The Trump administration’s policy to raise scrutiny over non-domiciled operators could mean that 5% of active CDL holders exit the market over a two-year period, according to an interim final rule. That phaseout could be delayed or changed, as the initial rollout prompted legal challenges and a temporary halt to implementation.
“I'm fully expecting further states to be to be named,” Seidl said ahead of Colorado also joining a list of states being warned by the federal goverment to fix compliance issues or have funding suspended. Minnesota, Pennsylvania and New York have also received such warnings, and the Federal Motor Carrier Safety Administration is taking that a step further with California by withholding approximately $160 million from the state, Department of Transportation Secretary Sean Duffy said.
3. Trucking firms aim for flexibility
Given the uncertainty and challenging freight environment, trucking firms will have to turn to a tried-and-true response: flexibility, stakeholders said.

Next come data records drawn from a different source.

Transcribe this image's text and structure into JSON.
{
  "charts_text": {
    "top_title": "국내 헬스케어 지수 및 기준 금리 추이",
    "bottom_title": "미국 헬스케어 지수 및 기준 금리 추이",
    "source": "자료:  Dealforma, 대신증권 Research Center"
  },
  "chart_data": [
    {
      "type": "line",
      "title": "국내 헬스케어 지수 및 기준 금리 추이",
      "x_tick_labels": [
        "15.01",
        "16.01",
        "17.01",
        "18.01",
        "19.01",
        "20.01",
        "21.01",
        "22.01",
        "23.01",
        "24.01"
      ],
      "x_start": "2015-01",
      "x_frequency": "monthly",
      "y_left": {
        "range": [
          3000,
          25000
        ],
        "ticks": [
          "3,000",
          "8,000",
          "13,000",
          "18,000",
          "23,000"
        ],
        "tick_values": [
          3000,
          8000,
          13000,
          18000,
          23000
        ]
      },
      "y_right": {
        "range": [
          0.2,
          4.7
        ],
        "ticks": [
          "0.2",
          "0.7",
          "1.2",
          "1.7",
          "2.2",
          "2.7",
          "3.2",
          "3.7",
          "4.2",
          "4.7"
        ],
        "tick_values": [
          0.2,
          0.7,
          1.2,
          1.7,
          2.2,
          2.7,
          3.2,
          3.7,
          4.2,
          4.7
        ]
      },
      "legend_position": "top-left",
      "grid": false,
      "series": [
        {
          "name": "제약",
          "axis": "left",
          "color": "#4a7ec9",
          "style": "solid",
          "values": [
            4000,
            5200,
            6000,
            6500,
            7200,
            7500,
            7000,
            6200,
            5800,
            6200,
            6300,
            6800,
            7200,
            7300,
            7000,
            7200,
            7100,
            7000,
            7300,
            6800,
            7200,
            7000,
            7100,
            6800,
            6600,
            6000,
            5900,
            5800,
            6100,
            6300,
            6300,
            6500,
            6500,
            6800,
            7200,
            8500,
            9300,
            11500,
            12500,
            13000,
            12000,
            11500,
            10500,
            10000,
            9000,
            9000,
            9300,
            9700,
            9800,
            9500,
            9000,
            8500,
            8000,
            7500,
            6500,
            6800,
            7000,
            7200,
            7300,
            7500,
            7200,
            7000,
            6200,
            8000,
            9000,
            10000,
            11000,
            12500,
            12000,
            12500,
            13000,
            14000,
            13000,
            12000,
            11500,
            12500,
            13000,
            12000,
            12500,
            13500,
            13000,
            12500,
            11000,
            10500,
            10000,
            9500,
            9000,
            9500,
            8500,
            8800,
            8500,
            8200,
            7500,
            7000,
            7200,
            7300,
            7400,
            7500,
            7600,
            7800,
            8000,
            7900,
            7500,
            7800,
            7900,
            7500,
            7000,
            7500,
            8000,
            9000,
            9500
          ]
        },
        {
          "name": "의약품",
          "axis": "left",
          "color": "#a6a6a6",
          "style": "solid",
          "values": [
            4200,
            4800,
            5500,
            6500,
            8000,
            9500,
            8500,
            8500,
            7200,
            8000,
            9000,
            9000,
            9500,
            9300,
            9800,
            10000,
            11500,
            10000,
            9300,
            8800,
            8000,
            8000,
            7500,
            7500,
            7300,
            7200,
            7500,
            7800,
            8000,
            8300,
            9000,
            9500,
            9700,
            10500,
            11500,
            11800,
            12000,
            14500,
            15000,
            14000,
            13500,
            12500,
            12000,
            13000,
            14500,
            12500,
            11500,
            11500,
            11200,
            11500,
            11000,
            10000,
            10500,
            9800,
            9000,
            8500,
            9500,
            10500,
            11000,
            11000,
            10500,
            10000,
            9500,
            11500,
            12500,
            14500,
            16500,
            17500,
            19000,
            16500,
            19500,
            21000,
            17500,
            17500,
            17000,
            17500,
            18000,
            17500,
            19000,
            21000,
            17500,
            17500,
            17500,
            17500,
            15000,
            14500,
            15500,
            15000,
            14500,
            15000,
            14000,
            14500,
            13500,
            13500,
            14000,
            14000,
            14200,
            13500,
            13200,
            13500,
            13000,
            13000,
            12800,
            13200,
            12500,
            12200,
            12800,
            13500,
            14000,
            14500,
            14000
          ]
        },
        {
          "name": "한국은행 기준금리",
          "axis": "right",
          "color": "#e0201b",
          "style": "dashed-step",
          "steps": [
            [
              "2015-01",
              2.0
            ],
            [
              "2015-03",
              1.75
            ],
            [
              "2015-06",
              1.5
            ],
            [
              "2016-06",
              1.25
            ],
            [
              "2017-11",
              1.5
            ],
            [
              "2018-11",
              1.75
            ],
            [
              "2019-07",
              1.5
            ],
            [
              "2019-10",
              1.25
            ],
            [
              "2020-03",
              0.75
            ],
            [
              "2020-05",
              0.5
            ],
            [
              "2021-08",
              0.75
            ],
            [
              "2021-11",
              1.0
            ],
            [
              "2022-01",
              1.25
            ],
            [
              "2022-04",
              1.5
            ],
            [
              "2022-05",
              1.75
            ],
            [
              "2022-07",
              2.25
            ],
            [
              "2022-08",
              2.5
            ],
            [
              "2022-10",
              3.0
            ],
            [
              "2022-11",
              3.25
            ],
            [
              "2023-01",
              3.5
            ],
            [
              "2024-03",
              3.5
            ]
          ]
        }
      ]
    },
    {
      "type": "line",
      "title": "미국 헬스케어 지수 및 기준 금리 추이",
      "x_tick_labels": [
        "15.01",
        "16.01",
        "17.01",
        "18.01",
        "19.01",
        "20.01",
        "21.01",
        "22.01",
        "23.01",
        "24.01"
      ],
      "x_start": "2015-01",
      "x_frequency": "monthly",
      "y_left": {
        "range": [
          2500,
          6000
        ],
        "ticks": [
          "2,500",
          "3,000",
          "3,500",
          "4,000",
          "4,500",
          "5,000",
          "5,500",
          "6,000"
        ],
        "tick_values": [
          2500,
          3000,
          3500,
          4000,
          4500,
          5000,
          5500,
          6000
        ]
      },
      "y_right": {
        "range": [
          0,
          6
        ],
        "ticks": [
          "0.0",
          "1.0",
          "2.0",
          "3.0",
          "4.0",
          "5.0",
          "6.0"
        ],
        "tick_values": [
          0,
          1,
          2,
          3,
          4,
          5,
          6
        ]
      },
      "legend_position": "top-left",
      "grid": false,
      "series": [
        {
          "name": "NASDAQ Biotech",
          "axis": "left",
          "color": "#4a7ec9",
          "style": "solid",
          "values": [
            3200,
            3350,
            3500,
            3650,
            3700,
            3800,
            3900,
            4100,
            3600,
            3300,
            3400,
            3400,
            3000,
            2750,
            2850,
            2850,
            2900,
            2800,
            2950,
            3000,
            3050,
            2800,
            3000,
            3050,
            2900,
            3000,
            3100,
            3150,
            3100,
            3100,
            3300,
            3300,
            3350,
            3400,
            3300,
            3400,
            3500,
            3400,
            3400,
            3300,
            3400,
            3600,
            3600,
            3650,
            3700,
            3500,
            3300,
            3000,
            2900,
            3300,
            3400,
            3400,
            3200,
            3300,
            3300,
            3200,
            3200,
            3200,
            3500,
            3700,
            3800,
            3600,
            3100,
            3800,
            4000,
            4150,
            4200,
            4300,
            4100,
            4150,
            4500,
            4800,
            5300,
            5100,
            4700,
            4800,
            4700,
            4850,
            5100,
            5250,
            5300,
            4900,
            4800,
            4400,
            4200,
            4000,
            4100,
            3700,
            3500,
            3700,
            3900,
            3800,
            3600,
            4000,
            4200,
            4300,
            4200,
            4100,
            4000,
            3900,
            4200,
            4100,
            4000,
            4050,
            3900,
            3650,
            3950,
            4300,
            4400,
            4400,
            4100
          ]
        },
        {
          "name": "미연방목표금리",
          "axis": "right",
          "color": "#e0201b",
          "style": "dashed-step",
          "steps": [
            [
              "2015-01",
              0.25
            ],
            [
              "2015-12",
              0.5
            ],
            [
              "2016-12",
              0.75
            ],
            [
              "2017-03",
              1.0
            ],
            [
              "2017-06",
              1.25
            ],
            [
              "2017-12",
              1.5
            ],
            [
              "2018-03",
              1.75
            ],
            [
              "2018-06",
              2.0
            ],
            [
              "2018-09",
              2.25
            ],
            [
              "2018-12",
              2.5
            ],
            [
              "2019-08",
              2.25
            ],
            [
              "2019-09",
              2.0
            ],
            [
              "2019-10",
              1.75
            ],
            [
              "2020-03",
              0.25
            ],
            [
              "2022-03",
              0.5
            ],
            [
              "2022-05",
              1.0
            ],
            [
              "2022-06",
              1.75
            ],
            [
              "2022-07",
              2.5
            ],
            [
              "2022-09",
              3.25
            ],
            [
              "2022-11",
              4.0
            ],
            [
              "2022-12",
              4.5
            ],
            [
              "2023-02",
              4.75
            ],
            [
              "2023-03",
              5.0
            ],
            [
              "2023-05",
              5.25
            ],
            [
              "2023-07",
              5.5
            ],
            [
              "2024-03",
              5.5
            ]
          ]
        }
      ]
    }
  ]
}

Sometimes that will be in the form of switching from an owner-operator to leased-on arrangement, where a business connects with another’s operating authority for a time.
“That helps insulate them from some of the costs and the volatility with rates,” King said.
Additionally, OOIDA members can be more flexible on “what they're hauling and where they're hauling in order to help keep themselves afloat,” he said.
Carriers like Elk Grove, Illinois-based Moscoso Express say they have that flexible approach in mind.
“We are proactively positioning Moscoso Express to withstand uncontrollable market shifts that could impact freight availability, including demand contractions or sudden capacity changes,” Elizabeth Moscoso, the company’s president, said in an email.
She said the carrier maintains an optimistic outlook for 2026 and believes “preparation and adaptability will continue to be key drivers of success.”